CC: O senhor acredita em mudanças para obter resultados. Mas muita gente se indaga o que o fez aceitar lidar com os republicanos nos anos 90 para selar um processo de paz.
WDT: Quando eu ingressei o Partido Unionista do Ulster (UUP) no começo dos anos 70, o partido estava organicamente ligado ao Partido Conservador. Em 1975, na convenção constitucionalista, apoiei formar uma coalizão com outros partidos. Mas, dois anos após 1998, não tinha certeza de que os republicanos apoiavam um processo de paz. Pouco a pouco me dei conta que os republicanos estavam respeitando o acordo – claramente, tinham realizado a transição do terrorismo para a democracia – e fiquei satisfeito. Não tive dificuldades em lidar com pessoas que duas décadas atrás estavam envolvidos em violência, mas que, por terem eliminado esse passado, tornaram-se pessoas com as quais eu poderia negociar. Quando vejo os que me apóiam, não tenho certeza se todos têm as mãos limpas. Chegamos a um consenso.

CC: O senhor acha importante ter o apoio do presidente americano Barack Obama para que o processo de paz na Irlanda do Norte renda frutos?
WDT: Não é um tema com o qual ele tenha de lidar. Isto, simplesmente, porque o assunto foi resolvido. Se algo em relação ao nosso processo pudesse ser beneficiado pela administração de Obama, a atual Secretaria de Estado faria o possível para resolver o problema.

CC: O senhor diz isso porque Hillary Clinton e seu marido estiveram envolvidos no processo de paz na Irlanda do Norte?
WDT: (Risos). Ela esteve em Belfast. Ela sabe algo.

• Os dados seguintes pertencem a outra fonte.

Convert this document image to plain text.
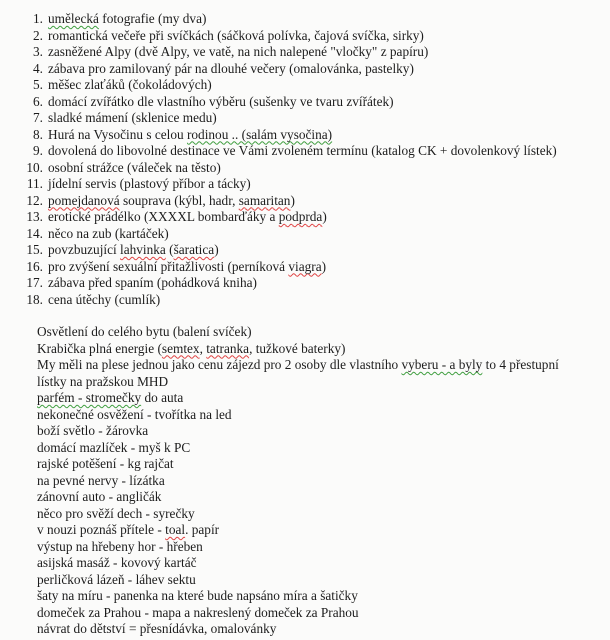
1. umělecká fotografie (my dva)
2. romantická večeře při svíčkách (sáčková polívka, čajová svíčka, sirky)
3. zasněžené Alpy (dvě Alpy, ve vatě, na nich nalepené "vločky" z papíru)
4. zábava pro zamilovaný pár na dlouhé večery (omalovánka, pastelky)
5. měšec zlaťáků (čokoládových)
6. domácí zvířátko dle vlastního výběru (sušenky ve tvaru zvířátek)
7. sladké mámení (sklenice medu)
8. Hurá na Vysočinu s celou rodinou .. (salám vysočina)
9. dovolená do libovolné destinace ve Vámi zvoleném termínu (katalog CK + dovolenkový lístek)
10. osobní strážce (váleček na těsto)
11. jídelní servis (plastový příbor a tácky)
12. pomejdanová souprava (kýbl, hadr, samaritan)
13. erotické prádélko (XXXXL bombarďáky a podprda)
14. něco na zub (kartáček)
15. povzbuzující lahvinka (šaratica)
16. pro zvýšení sexuální přitažlivosti (perníková viagra)
17. zábava před spaním (pohádková kniha)
18. cena útěchy (cumlík)
Osvětlení do celého bytu (balení svíček)
Krabička plná energie (semtex, tatranka, tužkové baterky)
My měli na plese jednou jako cenu zájezd pro 2 osoby dle vlastního vyberu - a byly to 4 přestupní
lístky na pražskou MHD
parfém - stromečky do auta
nekonečné osvěžení - tvořítka na led
boží světlo - žárovka
domácí mazlíček - myš k PC
rajské potěšení - kg rajčat
na pevné nervy - lízátka
zánovní auto - angličák
něco pro svěží dech - syrečky
v nouzi poznáš přítele - toal. papír
výstup na hřebeny hor - hřeben
asijská masáž - kovový kartáč
perličková lázeň - láhev sektu
šaty na míru - panenka na které bude napsáno míra a šatičky
domeček za Prahou - mapa a nakreslený domeček za Prahou
návrat do dětství = přesnídávka, omalovánky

CC: O senhor se vê como forte candidato a ministro em um governo do conservador David Cameron?
WDT: Duvido que David Cameron saiba quem serão seus ministros. Quando ele for premiê, e tenho certeza de que será, algumas pessoas se tornarão automaticamente seus ministros, como William Hague. Mas, quanto aos outros, não há previsões.